I had planned to drive for another hour and then find another hytte, but clean sheets and a warm shower and a dip in the river late at night turns out to be exactly what everyone needed. There’s another unexpected bonus to this choice of lodging: at breakfast the next day the inn keeper asks if we are taking the trolley. Turns out this isn’t a reference to the Norwegians’ much beloved trolls – there’s a disused old railway right next door, and the inn lets trolleys to tourists.

Trolls and trolleys.

Off we go, cycling along the railway this perfect summer day, past twee station houses, high above forest lakes and through pitch black tunnels. It’s a perfect mini adventure, and in a way it illustrates what I hoped for with this road trip – by not planning everything in great detail we allow the surprises we encounter along the way to be that much greater.

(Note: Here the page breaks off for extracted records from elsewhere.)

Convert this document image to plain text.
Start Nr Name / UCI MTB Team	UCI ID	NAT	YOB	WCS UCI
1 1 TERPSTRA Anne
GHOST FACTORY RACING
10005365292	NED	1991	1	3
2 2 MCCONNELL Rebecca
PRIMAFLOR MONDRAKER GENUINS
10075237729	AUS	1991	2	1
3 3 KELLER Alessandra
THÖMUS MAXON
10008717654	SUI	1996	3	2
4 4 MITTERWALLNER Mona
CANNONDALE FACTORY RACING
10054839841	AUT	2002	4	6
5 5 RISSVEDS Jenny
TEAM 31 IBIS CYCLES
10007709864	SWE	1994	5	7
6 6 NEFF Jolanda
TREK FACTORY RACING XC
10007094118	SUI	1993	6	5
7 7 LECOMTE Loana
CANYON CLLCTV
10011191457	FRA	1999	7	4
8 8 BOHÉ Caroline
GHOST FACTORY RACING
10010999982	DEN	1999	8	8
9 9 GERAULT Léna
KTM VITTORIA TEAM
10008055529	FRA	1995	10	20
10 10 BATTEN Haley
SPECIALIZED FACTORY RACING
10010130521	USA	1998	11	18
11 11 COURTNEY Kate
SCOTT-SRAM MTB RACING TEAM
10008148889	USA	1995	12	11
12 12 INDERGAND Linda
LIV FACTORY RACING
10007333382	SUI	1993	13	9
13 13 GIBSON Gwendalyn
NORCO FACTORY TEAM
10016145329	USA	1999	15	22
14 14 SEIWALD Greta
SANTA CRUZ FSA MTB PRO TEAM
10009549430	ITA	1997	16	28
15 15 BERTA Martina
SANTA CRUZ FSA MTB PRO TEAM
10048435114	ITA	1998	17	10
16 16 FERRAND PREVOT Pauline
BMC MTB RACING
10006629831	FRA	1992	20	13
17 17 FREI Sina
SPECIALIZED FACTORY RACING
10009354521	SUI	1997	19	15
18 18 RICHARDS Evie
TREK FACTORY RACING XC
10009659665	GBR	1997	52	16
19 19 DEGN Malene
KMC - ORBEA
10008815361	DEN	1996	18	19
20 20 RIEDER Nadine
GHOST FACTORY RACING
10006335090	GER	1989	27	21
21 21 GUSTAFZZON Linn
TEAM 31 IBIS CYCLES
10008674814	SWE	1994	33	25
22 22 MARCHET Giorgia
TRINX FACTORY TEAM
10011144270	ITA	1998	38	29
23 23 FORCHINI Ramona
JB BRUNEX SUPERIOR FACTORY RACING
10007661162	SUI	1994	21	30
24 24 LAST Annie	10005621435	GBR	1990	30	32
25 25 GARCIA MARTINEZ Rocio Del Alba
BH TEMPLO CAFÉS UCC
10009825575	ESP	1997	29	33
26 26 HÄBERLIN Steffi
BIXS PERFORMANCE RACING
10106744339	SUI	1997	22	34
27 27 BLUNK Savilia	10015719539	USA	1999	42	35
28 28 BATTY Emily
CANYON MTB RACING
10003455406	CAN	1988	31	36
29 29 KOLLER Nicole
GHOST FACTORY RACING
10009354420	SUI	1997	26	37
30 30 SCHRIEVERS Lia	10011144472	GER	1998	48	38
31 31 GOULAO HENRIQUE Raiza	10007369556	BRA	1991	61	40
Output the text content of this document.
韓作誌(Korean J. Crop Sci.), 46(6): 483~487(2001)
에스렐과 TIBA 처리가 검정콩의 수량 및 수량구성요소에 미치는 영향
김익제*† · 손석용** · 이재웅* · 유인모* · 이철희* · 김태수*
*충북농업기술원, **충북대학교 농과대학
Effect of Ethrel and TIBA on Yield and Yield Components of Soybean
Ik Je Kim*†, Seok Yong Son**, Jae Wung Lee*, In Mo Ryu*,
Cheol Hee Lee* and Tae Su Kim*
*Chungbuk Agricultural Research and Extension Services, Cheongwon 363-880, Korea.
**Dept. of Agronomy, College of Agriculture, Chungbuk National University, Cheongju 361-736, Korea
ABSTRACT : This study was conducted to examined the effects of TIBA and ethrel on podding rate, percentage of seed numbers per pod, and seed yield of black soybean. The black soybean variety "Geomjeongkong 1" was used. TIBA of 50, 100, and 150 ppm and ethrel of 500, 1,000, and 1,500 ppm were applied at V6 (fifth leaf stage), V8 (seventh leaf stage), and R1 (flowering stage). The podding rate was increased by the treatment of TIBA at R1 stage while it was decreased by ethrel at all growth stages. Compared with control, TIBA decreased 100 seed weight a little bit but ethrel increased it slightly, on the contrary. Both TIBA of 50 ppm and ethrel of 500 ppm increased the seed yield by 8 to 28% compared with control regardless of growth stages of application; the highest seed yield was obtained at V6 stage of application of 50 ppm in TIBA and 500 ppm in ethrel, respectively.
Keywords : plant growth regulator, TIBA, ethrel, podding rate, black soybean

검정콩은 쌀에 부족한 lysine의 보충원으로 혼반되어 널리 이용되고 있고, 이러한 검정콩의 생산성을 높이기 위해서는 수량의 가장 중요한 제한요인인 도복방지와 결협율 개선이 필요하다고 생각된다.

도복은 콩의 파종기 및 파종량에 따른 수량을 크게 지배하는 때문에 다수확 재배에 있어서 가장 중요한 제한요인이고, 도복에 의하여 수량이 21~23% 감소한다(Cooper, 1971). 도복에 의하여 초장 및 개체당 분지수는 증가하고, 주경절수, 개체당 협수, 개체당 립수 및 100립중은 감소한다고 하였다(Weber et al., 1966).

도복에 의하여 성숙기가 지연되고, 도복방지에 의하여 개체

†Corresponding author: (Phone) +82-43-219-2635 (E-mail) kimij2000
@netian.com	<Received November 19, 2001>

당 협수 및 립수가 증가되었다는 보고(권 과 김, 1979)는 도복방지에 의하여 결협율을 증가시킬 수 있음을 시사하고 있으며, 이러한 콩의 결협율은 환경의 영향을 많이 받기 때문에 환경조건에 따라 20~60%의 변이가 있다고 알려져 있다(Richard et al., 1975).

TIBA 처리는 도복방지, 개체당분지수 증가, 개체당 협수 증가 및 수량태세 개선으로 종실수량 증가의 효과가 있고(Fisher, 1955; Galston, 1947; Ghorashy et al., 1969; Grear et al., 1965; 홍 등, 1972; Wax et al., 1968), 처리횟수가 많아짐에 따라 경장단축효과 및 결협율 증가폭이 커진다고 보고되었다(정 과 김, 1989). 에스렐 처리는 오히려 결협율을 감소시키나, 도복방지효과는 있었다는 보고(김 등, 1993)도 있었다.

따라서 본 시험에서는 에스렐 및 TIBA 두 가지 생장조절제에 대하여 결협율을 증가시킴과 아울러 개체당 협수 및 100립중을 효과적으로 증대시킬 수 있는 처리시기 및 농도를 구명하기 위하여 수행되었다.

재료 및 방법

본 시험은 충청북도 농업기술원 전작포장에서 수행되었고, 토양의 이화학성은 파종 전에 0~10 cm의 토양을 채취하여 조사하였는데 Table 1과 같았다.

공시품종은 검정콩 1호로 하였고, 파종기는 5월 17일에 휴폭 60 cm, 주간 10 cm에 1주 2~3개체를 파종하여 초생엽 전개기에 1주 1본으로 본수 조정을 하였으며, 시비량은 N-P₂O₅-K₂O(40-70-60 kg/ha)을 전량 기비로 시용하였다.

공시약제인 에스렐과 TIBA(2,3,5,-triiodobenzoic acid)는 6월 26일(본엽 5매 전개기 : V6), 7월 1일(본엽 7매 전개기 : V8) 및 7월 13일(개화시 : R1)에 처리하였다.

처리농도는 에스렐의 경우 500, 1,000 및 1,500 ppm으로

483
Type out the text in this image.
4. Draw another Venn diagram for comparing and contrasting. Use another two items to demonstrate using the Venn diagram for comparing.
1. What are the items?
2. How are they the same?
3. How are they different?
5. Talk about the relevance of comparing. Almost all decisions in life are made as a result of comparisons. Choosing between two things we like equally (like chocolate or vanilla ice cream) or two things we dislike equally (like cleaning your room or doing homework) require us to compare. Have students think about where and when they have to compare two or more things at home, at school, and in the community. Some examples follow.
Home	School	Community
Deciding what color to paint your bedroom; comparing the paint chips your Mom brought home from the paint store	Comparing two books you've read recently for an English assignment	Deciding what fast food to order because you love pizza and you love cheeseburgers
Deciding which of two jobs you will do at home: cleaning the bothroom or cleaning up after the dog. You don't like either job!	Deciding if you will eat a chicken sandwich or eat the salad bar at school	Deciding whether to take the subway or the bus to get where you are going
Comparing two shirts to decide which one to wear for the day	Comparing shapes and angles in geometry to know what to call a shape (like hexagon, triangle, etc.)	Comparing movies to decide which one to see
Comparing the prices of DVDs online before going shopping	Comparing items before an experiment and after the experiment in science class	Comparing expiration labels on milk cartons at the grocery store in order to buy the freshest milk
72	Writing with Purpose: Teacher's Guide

And so we drive back to Sweden. We arrive at Glaskogen nature reserve later than I had envisaged, but the kids are amazingly resilient, and we get a wonderful stuga right between two forest lakes, the dark, still waters of one overflowing into the other right at our front porch. It’s got a pump to draw water from the well, an outdoor privy and a wooden stove for heating (that we neither need nor are allowed to use because of the heat wave and subsequent risk of wildfires), and it’s the perfect end to a perfect holiday. As I sit and watch the sun set over the lake where the kids are still playing late at night, a cool, overly expensive Norwegian beer in my hand, I reflect that this kind of family time beats package tours ten times out of ten in my book. Tomorrow we will drive back to my parents and hang out with cousins, and that will be fun, too, but this is prime quality family bonding time, right here, the Norse way.